Met fysieke interventietechnieken breng je ernstig agressief gedrag van een persoon onder controle. Je zet ze in als laatste redmiddel bij ernstig en acuut gevaar voor de persoon zelf en/of andere personen. Dus enkel als laatste redmiddel wanneer preventieve interventies en alternatieven niet (langer) volstaan en wanneer niet ingrijpen meer schade zou betekenen. Het uitgangspunt is: zo min mogelijk, zo kort mogelijk en zo humaan mogelijk. 

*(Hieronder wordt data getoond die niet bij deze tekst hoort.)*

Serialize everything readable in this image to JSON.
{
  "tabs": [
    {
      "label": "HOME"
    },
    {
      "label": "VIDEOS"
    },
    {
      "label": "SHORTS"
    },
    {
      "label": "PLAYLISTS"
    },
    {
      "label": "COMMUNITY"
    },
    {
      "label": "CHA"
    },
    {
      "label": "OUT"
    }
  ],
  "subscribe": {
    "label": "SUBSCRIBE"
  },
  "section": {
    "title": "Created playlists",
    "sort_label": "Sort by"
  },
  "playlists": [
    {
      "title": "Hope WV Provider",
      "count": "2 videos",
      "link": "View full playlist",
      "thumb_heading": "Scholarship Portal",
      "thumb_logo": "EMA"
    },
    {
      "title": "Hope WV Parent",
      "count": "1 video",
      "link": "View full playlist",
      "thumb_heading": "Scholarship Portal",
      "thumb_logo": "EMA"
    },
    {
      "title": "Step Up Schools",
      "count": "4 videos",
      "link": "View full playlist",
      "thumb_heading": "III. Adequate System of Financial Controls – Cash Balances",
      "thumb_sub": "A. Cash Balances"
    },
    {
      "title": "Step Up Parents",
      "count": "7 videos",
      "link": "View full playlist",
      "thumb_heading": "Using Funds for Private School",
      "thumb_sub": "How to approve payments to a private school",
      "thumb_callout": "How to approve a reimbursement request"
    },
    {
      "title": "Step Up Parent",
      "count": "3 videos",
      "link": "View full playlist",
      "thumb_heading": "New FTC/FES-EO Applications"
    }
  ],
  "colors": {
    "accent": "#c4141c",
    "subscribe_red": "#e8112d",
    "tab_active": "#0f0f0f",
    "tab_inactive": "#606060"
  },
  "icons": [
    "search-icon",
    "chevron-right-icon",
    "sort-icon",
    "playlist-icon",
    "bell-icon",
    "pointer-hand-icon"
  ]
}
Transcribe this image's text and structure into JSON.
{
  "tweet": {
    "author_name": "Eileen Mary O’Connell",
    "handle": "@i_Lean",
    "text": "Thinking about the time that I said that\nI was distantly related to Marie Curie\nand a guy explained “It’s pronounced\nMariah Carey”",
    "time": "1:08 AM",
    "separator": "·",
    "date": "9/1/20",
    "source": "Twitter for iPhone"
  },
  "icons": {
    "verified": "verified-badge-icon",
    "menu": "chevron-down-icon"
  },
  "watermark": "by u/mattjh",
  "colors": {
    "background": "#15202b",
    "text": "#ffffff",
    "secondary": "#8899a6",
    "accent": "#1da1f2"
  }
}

Wat is fysieke interventie?

Fysieke interventie is direct lichamelijk contact dat de bewegingsvrijheid van een persoon beperkt, verhindert of belemmert.
Het gaat over een interventie waarbij de persoon door meerdere hulpverleners op een deskundige, veilige en humane wijze vastgehouden wordt om de bewegingsvrijheid sterk of volledig te beperken. Het kan gaan over het immobiliseren van de persoon tot de zelfcontrole herwonnen is of over het (zich laten) verplaatsen van de persoon op een fysiek gecontroleerde wijze. Bijvoorbeeld om de persoon uit de leefruimte te verwijderen of naar een beveiligde ruimte te brengen.
Andere termen die worden gebruikt zijn manuele interventie, of holding.

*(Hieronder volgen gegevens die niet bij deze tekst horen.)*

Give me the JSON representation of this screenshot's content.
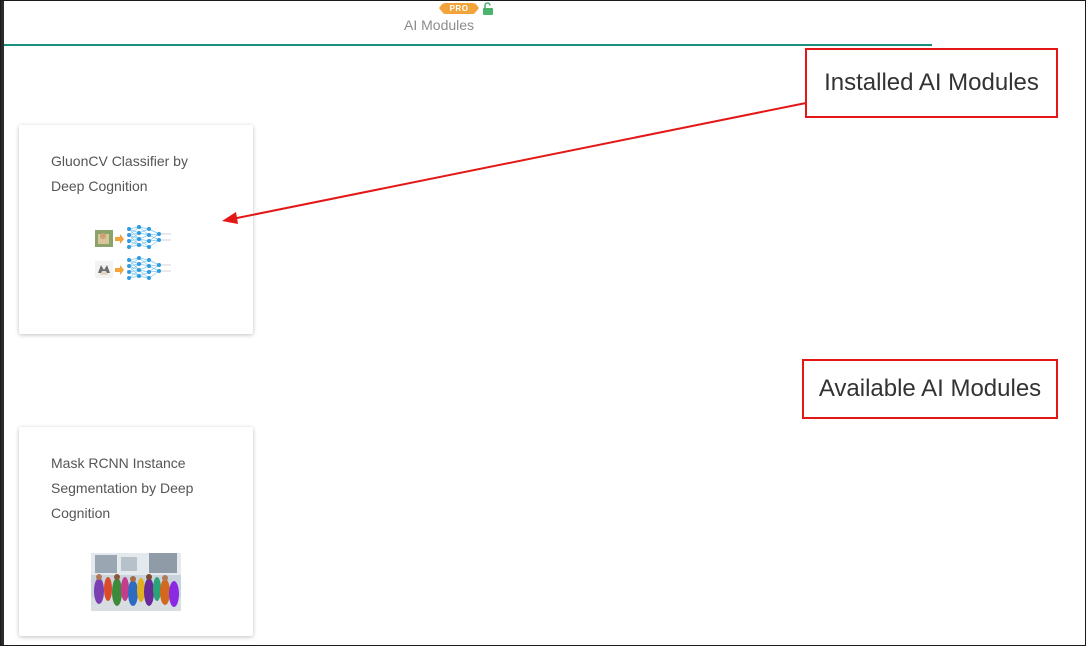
{
  "tab": {
    "badge": "PRO",
    "label": "AI Modules",
    "lock_icon": "lock-open-icon"
  },
  "colors": {
    "accent": "#1a8f7f",
    "badge": "#f2a43a",
    "callout_border": "#e41717"
  },
  "installed": {
    "callout_label": "Installed AI Modules",
    "modules": [
      {
        "title": "GluonCV Classifier by Deep Cognition",
        "thumbnail_icon": "neural-network-classifier-image"
      }
    ]
  },
  "available": {
    "callout_label": "Available AI Modules",
    "modules": [
      {
        "title": "Mask RCNN Instance Segmentation by Deep Cognition",
        "thumbnail_icon": "instance-segmentation-image"
      }
    ]
  }
}
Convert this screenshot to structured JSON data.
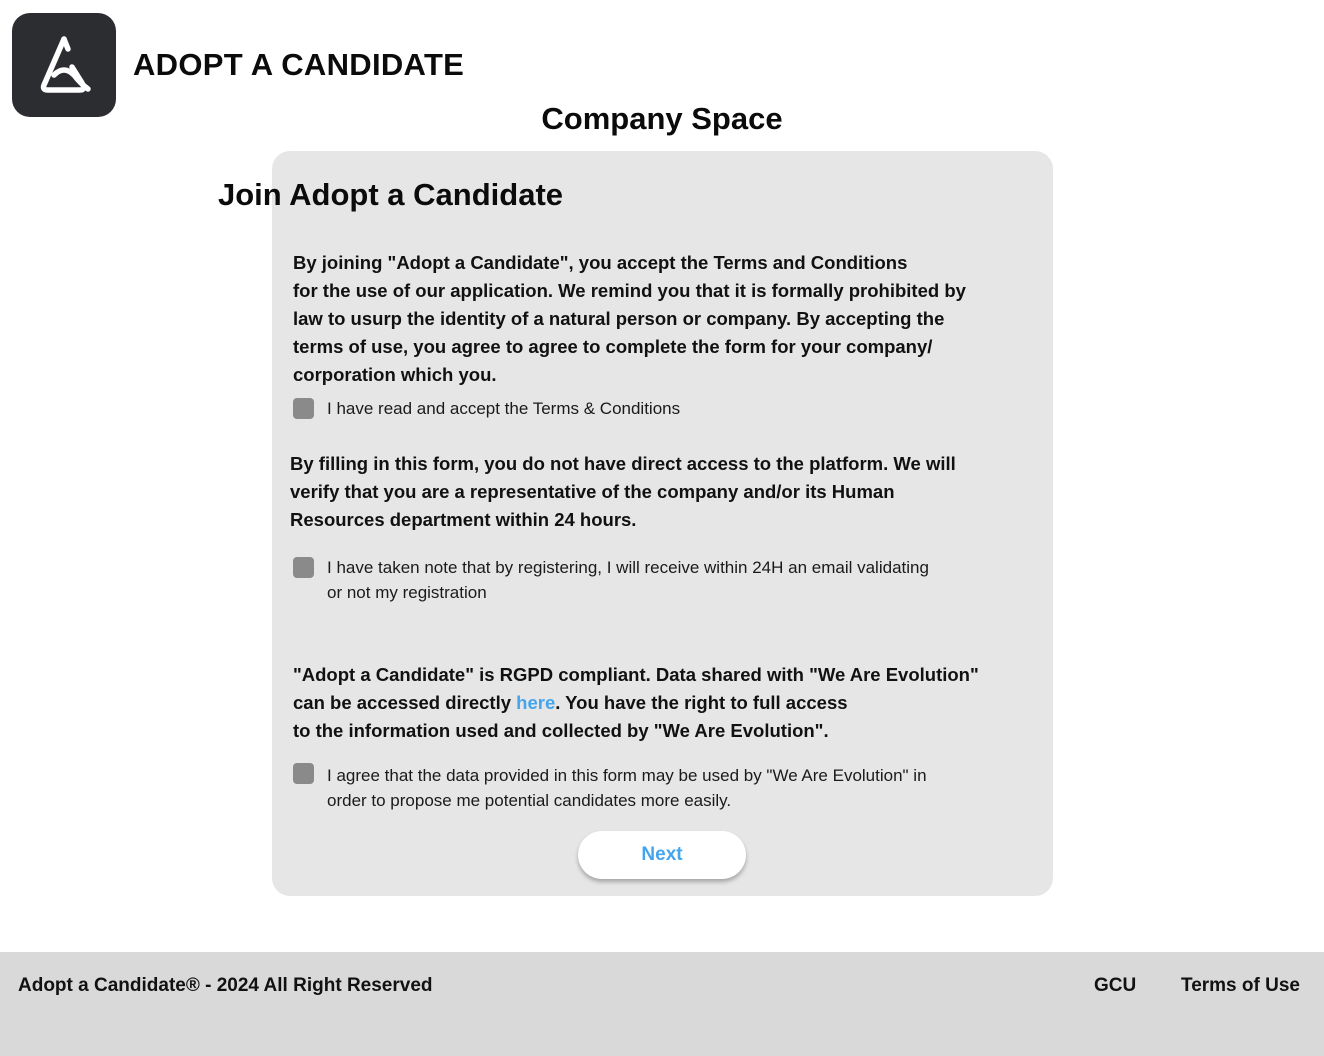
{
  "header": {
    "brand_name": "ADOPT A CANDIDATE",
    "logo_icon": "triangle-knot-logo",
    "page_title": "Company Space"
  },
  "form": {
    "title": "Join Adopt a Candidate",
    "terms_paragraph": [
      "By joining \"Adopt a Candidate\", you accept the Terms and Conditions",
      "for the use of our application. We remind you that it is  formally prohibited by",
      "law to usurp the identity of a natural person or company. By accepting the",
      "terms of use, you agree to agree to complete the form for your company/",
      "corporation which you."
    ],
    "terms_checkbox_label": "I have read and accept the Terms & Conditions",
    "verification_paragraph": [
      "By filling in this form, you do not have direct access to the platform. We will",
      "verify that you are a representative of the company and/or its Human",
      "Resources department within 24 hours."
    ],
    "verification_checkbox_label": [
      "I have taken note that by registering, I will receive within 24H an email validating",
      "or not my registration"
    ],
    "rgpd_paragraph": {
      "line1": "\"Adopt a Candidate\" is RGPD compliant. Data shared with \"We Are Evolution\"",
      "line2_before": "can be accessed directly ",
      "line2_link": "here",
      "line2_after": ". You have the right to full access",
      "line3": "to the information used and collected by \"We Are Evolution\"."
    },
    "data_checkbox_label": [
      "I agree that the data provided in this form may be used by \"We Are Evolution\" in",
      "order to propose me potential candidates more easily."
    ],
    "next_button": "Next"
  },
  "footer": {
    "copyright": "Adopt a Candidate® - 2024 All Right Reserved",
    "links": [
      "GCU",
      "Terms of Use"
    ]
  },
  "colors": {
    "card_background": "#e6e6e6",
    "footer_background": "#d9d9d9",
    "logo_background": "#2c2d31",
    "accent_link": "#45a5ec",
    "checkbox": "#8a8a8a"
  }
}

Principes voor het toepassen van fysieke interventietechnieken

Het is zeer belangrijk om deze technieken te kaderen binnen een brede visie op omgaan met agressief gedrag. Interventies moeten altijd geregistreerd worden.

Voor een verantwoord en effectief gebruik moeten de technieken strikt voldoen aan een aantal principes en uitgangspunten:

  • Menselijkheid: blijf in verbinding. Blijf je altijd richten tot de persoon. Noem regelmatig zijn naam en vraag hem continu om mee te werken. Zeg steeds wat je gaat doen en waarom je dat gaat doen.
  • Zuinigheid: grijp alleen fysiek in als elk ander middel zonder resultaat blijft en de situatie zo escaleert dat de veiligheid van de persoon zelf of omgeving in gevaar komt. Met andere woorden, wanneer niet ingrijpen meer schade zou betekenen.
  • Proportionaliteit: De maatregel en de wijze waarop de fysieke interventie wordt uitgevoerd, staan in verhouding met de ernst van de dreiging of het gevaar.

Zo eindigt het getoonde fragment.